US President Joe Biden, who was inaugurated on Wednesday, is expected to take steps to curb the US oil industry, including re-entering the Paris climate agreement, canceling a permit for the Keystone XL crude oil pipeline, and the suspension of arctic drilling.
“I think the Biden administration on day one is making it clear that there is a new sheriff in town and we will go back to policies that are pro-green energy and anti-fossil fuels,” Phil Flynn, senior analyst at Price Futures Group told Chicago. “It will mean higher prices and the market is starting to price in that reality.”
US Treasury Secretary Janet Yellen urged lawmakers to “act big” on pandemic relief spending on Tuesday, which has raised oil prices.
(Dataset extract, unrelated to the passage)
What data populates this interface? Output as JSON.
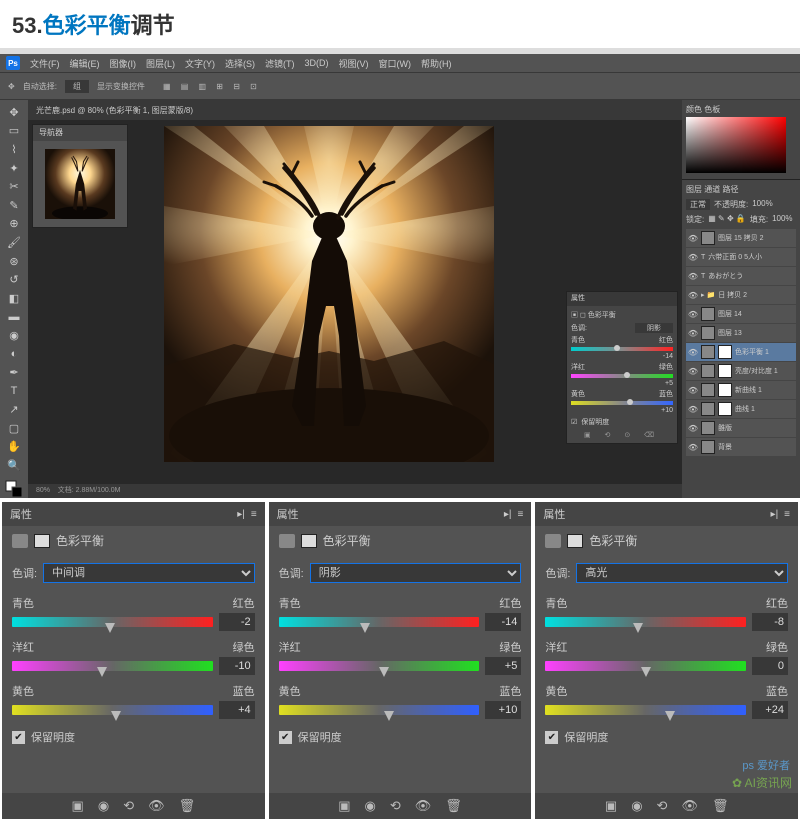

A drop in the dollar after comments helped oil rise, analysts said.
“More fiscal support means more growth and greater demand for oil in the United States,” said Commerzbank’s Eugen Weinberg. “Furthermore, the oil market is likely to remain in supply shortfalls in both the first quarter and the year.”
A record cut in production by OPEC and its allies, a group known as OPEC +, last year helped raise prices from historical lows.
Brent reached an 11-month high of $ 57.42 this month, aided by Saudi Arabia which pledged to make further voluntary cuts and most OPEC + members agreed to keep production stable in February. .
Oil got more support from lower US crude oil inventories expectations. Analysts estimate that crude oil inventories fell by 300,000 barrels in the week through January 15. The first of two reports on the offer of the week is expected on Wednesday. from the American Petroleum Institute. [EIA/S]
Earnings have been limited by concerns about short-term demand as COVID-19 infections rise.
China’s capital Beijing on Wednesday announced tougher control measures for COVID-19. Germany on Tuesday extended the lockdown for most shops and schools.